Thirty-one states have sent justices to the highest court. New York has had 16, followed by Massachusettss and Ohio with nine each, and Virginia with eight.
Six justices have called Pennsylvania home, three of whom had a strong connection to Pittsburgh. The six were James Wilson of Reading (1789-1798); Henry Baldwin of Pittsburgh (1830-1844); Robert Cooper Grier of Carlisle (1846-1870); William Strong of Reading (1870-1880); George Shiras Jr. of Pittsburgh (1892-1903); and Owen Josephus Roberts of Philadelphia (1930-1945).
The justices with Pittsburgh connections were not without their shortcomings.
Justice Baldwin, a native of Connecticut, attended Yale University before moving to Pittsburgh, where he became a prominent member of the Pittsburgh Bar Association and was elected to the U.S. House of Representatives. He was 50 when President Andrew Jackson nominated him.
History remembers him as an opponent of slavery — he called it “abhorrent to all our ideas of natural right and justice” — yet he maintained that it was the law of the land and was the sole dissenter in United States v. The Amistad, the famous Supreme Court case freeing more than 30 kidnapped Africans in 1841.
Despite his opinion that, under the U.S. Constitution, slaves were property, not people, Justice Baldwin was highly regarded in Western Pennsylvania, where a township and a borough are named after him.
Justice Grier was a native of Cumberland County in south-central Pennsylvania, where he graduated from Dickinson College. According to the college’s archives, he was a staunch supporter of President Andrew Jackson and in 1833 was awarded “a patronage appointment to a judgeship on the Pennsylvania state District Court for Allegheny County, newly created for him. He served there for 13 years, developing a reputation for competence.”
In a time when the home state of a nominee carried more weight, Judge Grier, then 52, was tapped by President James K. Polk to succeed Justice Baldwin, his fellow Pennsylvanian, who had died in 1844.
Justice Grier was involved in a number of landmark cases — he served through the tenure of eight presidents — but perhaps none was more infamous than the Dred Scott decision in 1857.
Mr. Scott was a slave whose owner had taken him from a slave state, Missouri, to a free state, Illinois, and then to a free territory, Wisconsin.

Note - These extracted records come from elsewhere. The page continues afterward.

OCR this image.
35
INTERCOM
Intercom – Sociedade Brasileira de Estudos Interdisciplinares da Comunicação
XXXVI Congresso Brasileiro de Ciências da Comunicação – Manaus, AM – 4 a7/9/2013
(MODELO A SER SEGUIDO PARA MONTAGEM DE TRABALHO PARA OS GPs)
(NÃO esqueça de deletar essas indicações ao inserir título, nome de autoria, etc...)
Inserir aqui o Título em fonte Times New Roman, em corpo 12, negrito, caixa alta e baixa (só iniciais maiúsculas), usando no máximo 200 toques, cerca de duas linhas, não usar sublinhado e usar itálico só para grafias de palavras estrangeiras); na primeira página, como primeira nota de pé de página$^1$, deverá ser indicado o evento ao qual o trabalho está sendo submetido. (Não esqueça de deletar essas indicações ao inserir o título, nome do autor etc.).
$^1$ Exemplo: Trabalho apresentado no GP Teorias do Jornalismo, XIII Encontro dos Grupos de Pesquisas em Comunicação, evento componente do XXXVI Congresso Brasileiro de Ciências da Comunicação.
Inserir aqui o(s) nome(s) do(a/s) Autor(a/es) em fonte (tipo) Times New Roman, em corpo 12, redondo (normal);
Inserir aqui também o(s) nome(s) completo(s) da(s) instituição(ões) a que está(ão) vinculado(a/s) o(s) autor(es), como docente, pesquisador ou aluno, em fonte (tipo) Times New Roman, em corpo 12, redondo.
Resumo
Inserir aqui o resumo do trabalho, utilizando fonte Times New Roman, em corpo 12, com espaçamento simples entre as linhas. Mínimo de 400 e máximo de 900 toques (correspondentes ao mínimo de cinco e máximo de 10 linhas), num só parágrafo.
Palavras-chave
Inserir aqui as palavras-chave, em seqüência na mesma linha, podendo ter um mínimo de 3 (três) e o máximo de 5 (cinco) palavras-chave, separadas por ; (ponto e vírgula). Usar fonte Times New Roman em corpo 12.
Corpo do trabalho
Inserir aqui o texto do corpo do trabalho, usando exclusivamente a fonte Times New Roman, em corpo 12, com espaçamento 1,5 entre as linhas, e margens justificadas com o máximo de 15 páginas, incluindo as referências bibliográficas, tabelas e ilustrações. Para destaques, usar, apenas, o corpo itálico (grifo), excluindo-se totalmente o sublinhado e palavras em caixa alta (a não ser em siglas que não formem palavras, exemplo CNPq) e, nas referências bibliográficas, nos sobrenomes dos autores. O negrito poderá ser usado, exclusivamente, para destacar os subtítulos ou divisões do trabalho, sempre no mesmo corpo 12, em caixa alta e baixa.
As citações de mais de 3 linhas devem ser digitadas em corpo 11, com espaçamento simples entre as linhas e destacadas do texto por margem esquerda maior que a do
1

His owner then moved back to Missouri and died, and Mr. Scott petitioned to be freed, saying he had previously lived in a state and territory that prohibited slavery.
But the court ruled against him and went even further by holding that African-Americans were not citizens of the United States. Some court scholars consider the decision to be the worst ever by the Supreme Court.
“As the only northern justice to concur with the majority in this case and [because of Grier’s] adamant support of fugitive slave laws, he was bitterly denounced by abolitionists,” the Dickinson archives say. “He was also accused of engaging in unethical behavior, as a result of intimate correspondence concerning pending legal matters with incoming President James Buchanan, throughout the duration of the Dred Scott case.
“Happily for his place in history, his service on the court over the next decade was unmarked by further stain. On the outbreak of the Civil War, though still a Democrat, he became a staunch supporter of the Union” and cast the deciding vote upholding President Abraham Lincoln’s blockade of southern ports.
Justice Shiras, who was born 22 miles from Pittsburgh, attended Yale and moved back to the city, where he became a prominent attorney representing industrial companies and railroads during the Second Industrial Revolution, according to the History Central website. He was 60 when he was nominated by President Benjamin Harrison. With a career in private law, he had never been a judge, making him “the only Supreme Court Justice to have no prior judicial or political experience.”
His term on the court was marked by the 1896 decision in Plessy v. Ferguson, in which Justice Shiras voted with the majority upholding the “separate but equal” doctrine of racial segregation.
In 1903, he kept his pledge to retire from the court after serving 10 years. He lived another 21 years before dying in Pittsburgh. His son, George Shiras III, was born in Allegheny and was a member of the U.S. House of Representatives.